Blanca escribió lo que parecían ser dos palabras más antes de responder, sin mirarme:
—Si es a Rita a quien buscas, creo que está afuera. Escuché la puerta y no la volví a ver.
—¿Hace cuánto?
—¿Exactamente? —preguntó frunciendo el ceño.
—Si —contesté rápidamente sin detenerme a pensar en el significado del gesto de la pequeña.
—¿Cómo quieres que lo sepa? —dijo ella tirando el lápiz y levantándose, veloz e indignada ante mi exigencia— ¿Acaso quiere el señor que tome nota de los horarios de entrada y salida de la gente de esta casa? Debería tener un cronómetro para darle razón de los otros, para llevar la cuenta de lo que sucede con todos, ¡qué estupidez! En una casa en donde todos parecen muertos, se encierran, no dicen ni hacen nada, y yo, ¡yo!

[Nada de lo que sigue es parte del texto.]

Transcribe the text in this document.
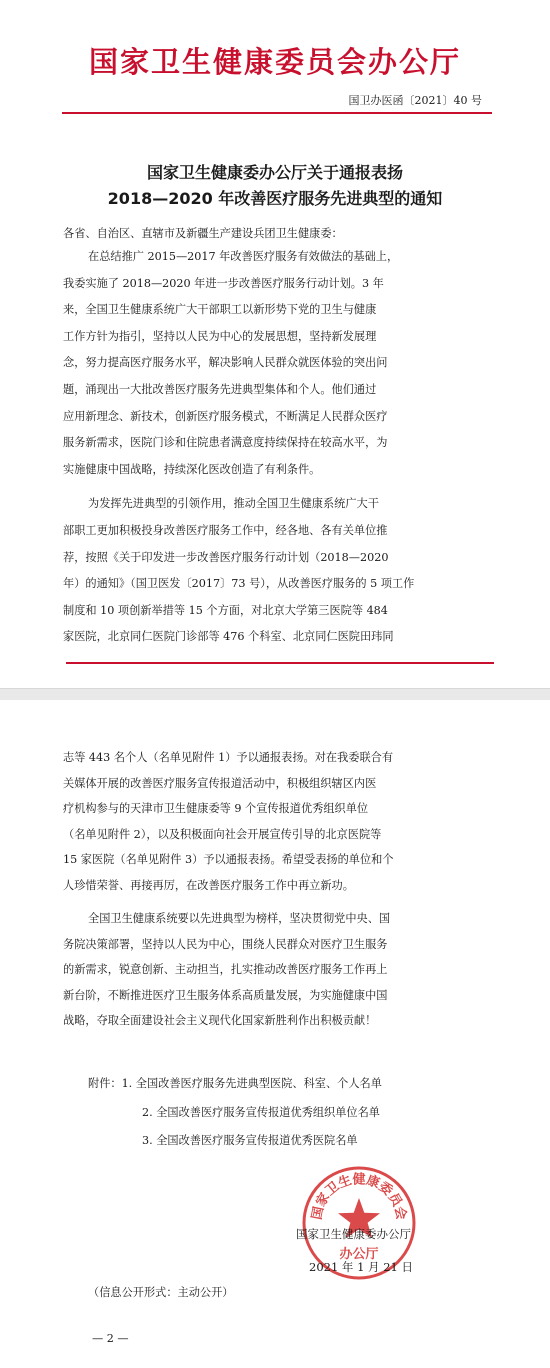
国家卫生健康委员会办公厅
国卫办医函〔2021〕40 号
国家卫生健康委办公厅关于通报表扬
2018—2020 年改善医疗服务先进典型的通知
各省、自治区、直辖市及新疆生产建设兵团卫生健康委：
在总结推广 2015—2017 年改善医疗服务有效做法的基础上，
我委实施了 2018—2020 年进一步改善医疗服务行动计划。3 年
来，全国卫生健康系统广大干部职工以新形势下党的卫生与健康
工作方针为指引，坚持以人民为中心的发展思想，坚持新发展理
念，努力提高医疗服务水平，解决影响人民群众就医体验的突出问
题，涌现出一大批改善医疗服务先进典型集体和个人。他们通过
应用新理念、新技术，创新医疗服务模式，不断满足人民群众医疗
服务新需求，医院门诊和住院患者满意度持续保持在较高水平，为
实施健康中国战略，持续深化医改创造了有利条件。
为发挥先进典型的引领作用，推动全国卫生健康系统广大干
部职工更加积极投身改善医疗服务工作中，经各地、各有关单位推
荐，按照《关于印发进一步改善医疗服务行动计划（2018—2020
年）的通知》（国卫医发〔2017〕73 号），从改善医疗服务的 5 项工作
制度和 10 项创新举措等 15 个方面，对北京大学第三医院等 484
家医院，北京同仁医院门诊部等 476 个科室、北京同仁医院田玮同
志等 443 名个人（名单见附件 1）予以通报表扬。对在我委联合有
关媒体开展的改善医疗服务宣传报道活动中，积极组织辖区内医
疗机构参与的天津市卫生健康委等 9 个宣传报道优秀组织单位
（名单见附件 2），以及积极面向社会开展宣传引导的北京医院等
15 家医院（名单见附件 3）予以通报表扬。希望受表扬的单位和个
人珍惜荣誉、再接再厉，在改善医疗服务工作中再立新功。
全国卫生健康系统要以先进典型为榜样，坚决贯彻党中央、国
务院决策部署，坚持以人民为中心，围绕人民群众对医疗卫生服务
的新需求，锐意创新、主动担当，扎实推动改善医疗服务工作再上
新台阶，不断推进医疗卫生服务体系高质量发展，为实施健康中国
战略，夺取全面建设社会主义现代化国家新胜利作出积极贡献！
附件：1. 全国改善医疗服务先进典型医院、科室、个人名单
2. 全国改善医疗服务宣传报道优秀组织单位名单
3. 全国改善医疗服务宣传报道优秀医院名单
国家卫生健康委员会
办公厅
国家卫生健康委办公厅
2021 年 1 月 21 日
（信息公开形式：主动公开）
— 2 —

Pendiente de todos, payasos, todos payasos…
Su voz se fue perdiendo a medida que se alejaba hacia el cuarto de mamá, moviendo los brazos frenéticamente como muestra de su enojo y tumbando a su paso algunos adornos y cajas que encontró en su camino. Después de escuchar el portazo, me sobrepuse a las ganas de reprenderla por su reacción desafiante y altanera por un solo motivo: le asistía la razón en cuanto decía; una palabra tras otra, su furiosa perorata estaba justificada: era improcedente pedir razón, explicación o justificación alguna cuando la mayoría del tiempo nos comportábamos como islas, cada uno viviendo una vida por separado, sin preocuparse en absoluto por los demás, tanto así que mi mayor motivo de sorpresa era que mi hermanita ya tenía la edad suficiente para comprenderlo todo y analizar la situación con tal claridad, además de expresar su inconformidad con gran elocuencia, por cierto.